In 2012, police had to retreat and monitor the crowd from afar after fans became too aggressive during the Melbourne derby played between Melbourne Victory and Melbourne Heart (now Melbourne City) – a clash that often brings untoward behaviour.
In another Melbourne Derby in 2016, 20 fans were evicted from the ground for reasons including nine flares being set off, a dangerous but common occurrence among fans trying to re-create the atmosphere and rivalries that are standard at European football games.
Although the A-League is a long way behind long-established European competitions such as the Premier League, it still has the opportunity of attracting Premier League fans who have moved to Australia that are looking for their soccer fix.
Sharing the experience
In 2010 Ned Rocke started the Crystal Palace FC Melbourne Supporters group as a way to connect with other fans of the South London Premier League side after he moved to Australia from England. Although he admits supporting Crystal Palace is what made him fall in love with the game, since moving to Australia he has also started following Melbourne Victory.
Despite admitting that the quality of football may not be as good, the thing that keeps him interested in the A-League is simply being able to watch live football with other supporters. However, he says it may be hard to return to the better crowds the A-League once had.
“The issue is that the league alienated a lot of those fans by allowing games to be horribly over-policed, so winning those people back will be difficult,” Rocke says.
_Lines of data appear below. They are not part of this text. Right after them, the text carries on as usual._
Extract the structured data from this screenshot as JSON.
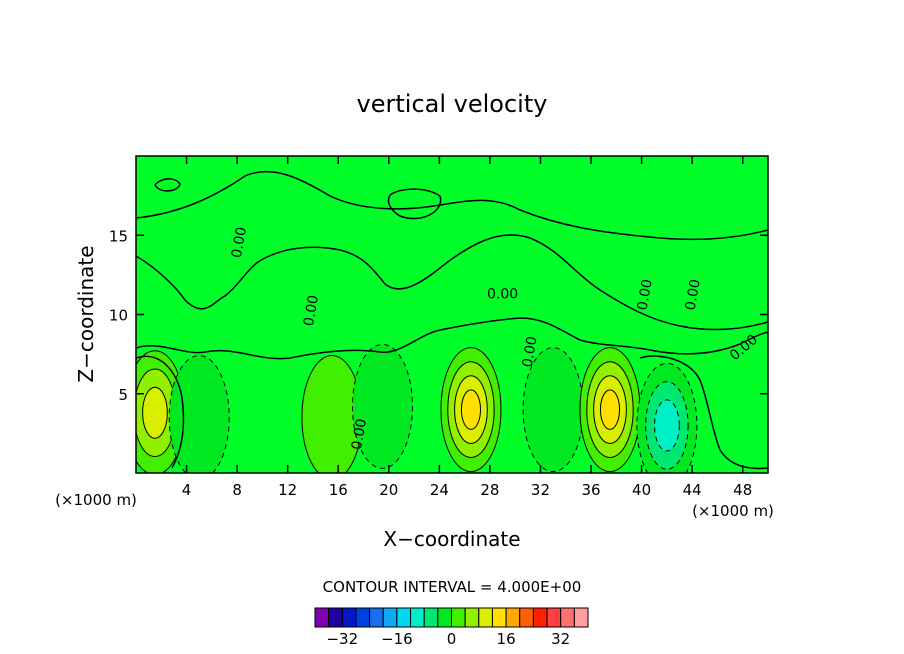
{
  "chart_data": {
    "type": "heatmap",
    "title": "vertical velocity",
    "xlabel": "X−coordinate",
    "ylabel": "Z−coordinate",
    "x_unit_left": "(×1000 m)",
    "x_unit_right": "(×1000 m)",
    "xlim": [
      0,
      50
    ],
    "ylim": [
      0,
      20
    ],
    "x_ticks": [
      4,
      8,
      12,
      16,
      20,
      24,
      28,
      32,
      36,
      40,
      44,
      48
    ],
    "y_ticks": [
      5,
      10,
      15
    ],
    "contour_interval_text": "CONTOUR INTERVAL = 4.000E+00",
    "contour_labels": [
      {
        "text": "0.00",
        "x": 8.5,
        "y": 14.5,
        "rotate": -80
      },
      {
        "text": "0.00",
        "x": 14.2,
        "y": 10.2,
        "rotate": -80
      },
      {
        "text": "0.00",
        "x": 29.0,
        "y": 11.0,
        "rotate": 0
      },
      {
        "text": "0.00",
        "x": 31.5,
        "y": 7.6,
        "rotate": -80
      },
      {
        "text": "0.00",
        "x": 40.6,
        "y": 11.2,
        "rotate": -80
      },
      {
        "text": "0.00",
        "x": 44.4,
        "y": 11.2,
        "rotate": -80
      },
      {
        "text": "0.00",
        "x": 48.3,
        "y": 7.7,
        "rotate": -40
      },
      {
        "text": "0.00",
        "x": 18.0,
        "y": 2.4,
        "rotate": -80
      }
    ],
    "legend": {
      "colors": [
        "#8000b0",
        "#2000a0",
        "#0018c8",
        "#0040e0",
        "#1870f0",
        "#10a8f0",
        "#00d8f0",
        "#00f0c8",
        "#00e870",
        "#00e820",
        "#40f000",
        "#90f000",
        "#d8f000",
        "#ffe000",
        "#ffa800",
        "#ff6000",
        "#ff2000",
        "#ff4040",
        "#ff7070",
        "#ffa0a0"
      ],
      "tick_labels": [
        "−32",
        "−16",
        "0",
        "16",
        "32"
      ],
      "tick_values": [
        -32,
        -16,
        0,
        16,
        32
      ],
      "min": -40,
      "max": 40
    },
    "features": [
      {
        "type": "updraft",
        "x": 1.5,
        "z": 3.8,
        "peak": 12
      },
      {
        "type": "downdraft",
        "x": 5.0,
        "z": 3.5,
        "peak": -6
      },
      {
        "type": "updraft",
        "x": 15.5,
        "z": 3.5,
        "peak": 4
      },
      {
        "type": "downdraft",
        "x": 19.5,
        "z": 4.2,
        "peak": -6
      },
      {
        "type": "updraft",
        "x": 26.5,
        "z": 4.0,
        "peak": 16
      },
      {
        "type": "downdraft",
        "x": 33.0,
        "z": 4.0,
        "peak": -6
      },
      {
        "type": "updraft",
        "x": 37.5,
        "z": 4.0,
        "peak": 16
      },
      {
        "type": "downdraft",
        "x": 42.0,
        "z": 3.0,
        "peak": -14
      }
    ]
  }
}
“If they want crowds back, they need that atmosphere back with active fans that bring that colour and noise.”
Rocke says the quality on the pitch is irrelevant to the issue of poor crowds, and that the league should focus solely on improving the atmosphere around games.
“Victory used to get some 30,000-40,000 people with some truly awful players … attendance did not drastically increase when players like Del Piero and Romario came to the league. They drastically increased when fans were active, and loud,” he says.
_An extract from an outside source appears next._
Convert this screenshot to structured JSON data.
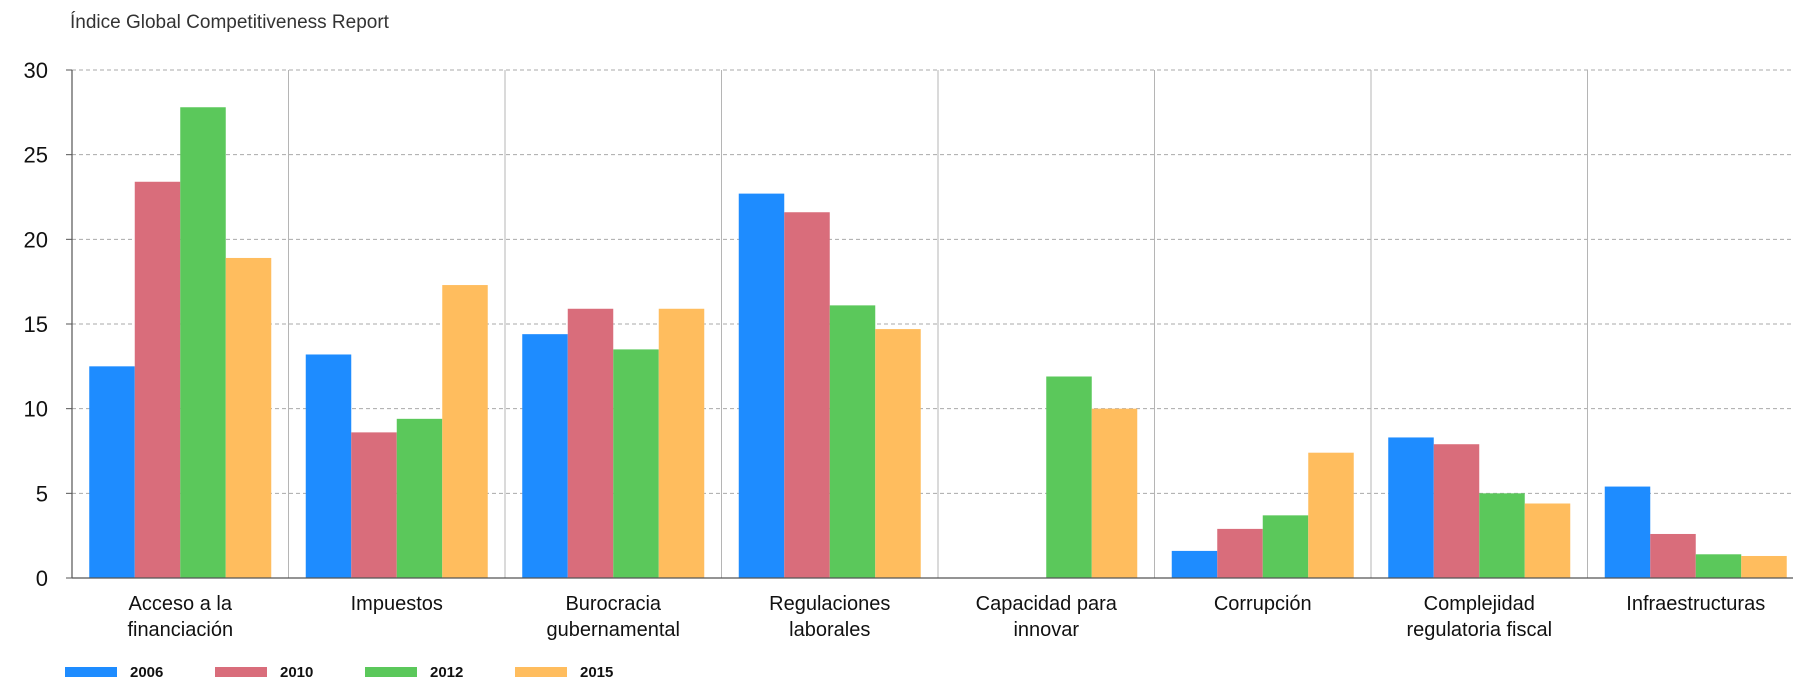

“You can bring all the players you want. It’s never going to be Real Madrid vs Barcelona. People can get their fix of good quality football on TV, but you can’t experience a live stadium atmosphere on your couch eating Doritos at 4am. You can’t beat live football.”
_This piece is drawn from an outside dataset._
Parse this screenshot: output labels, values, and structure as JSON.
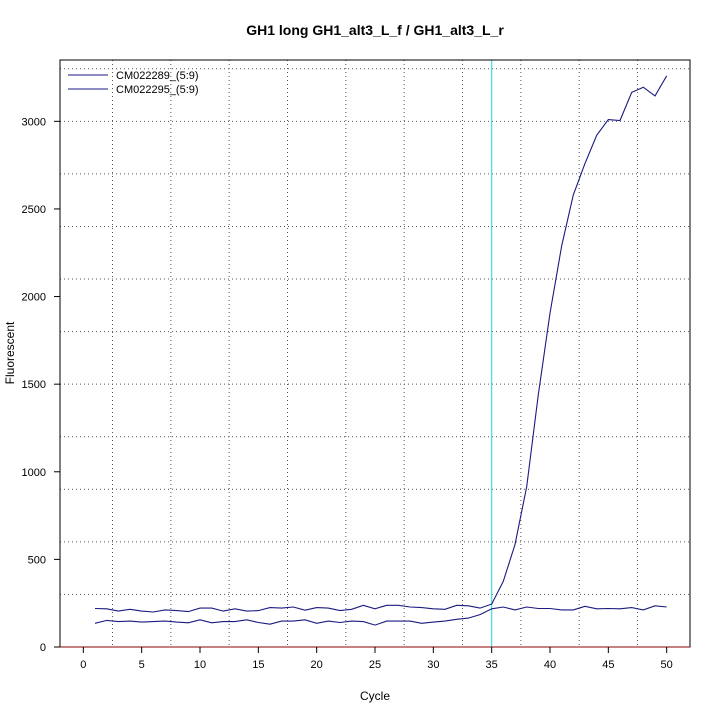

While the A-League may never match the Premier League in terms of on-field quality, one thing they may be able to take away from the success of the Premier League is the system of promotion and relegation.
During a State of Football episode on Optus Sport, 98 per cent of viewers voted in favour of bringing promotion and relegation into the A-League. It’s a potential way to capitalise on the success that grassroots programs are having, while also increasing the excitement around the competition.
Implementing promotion and relegation would offer smaller clubs the opportunity (although slim) to make it to the top level.
Coming from a country where promotion and relegation is commonplace, Rocke says it could be the thing that the league needs to create more interest from local grassroot clubs.
“It has the potential to drive that interest (from) the people who play but don’t support the A-League, especially the ones that have stopped following. It brings a whole new group of fans, and the league needs that.”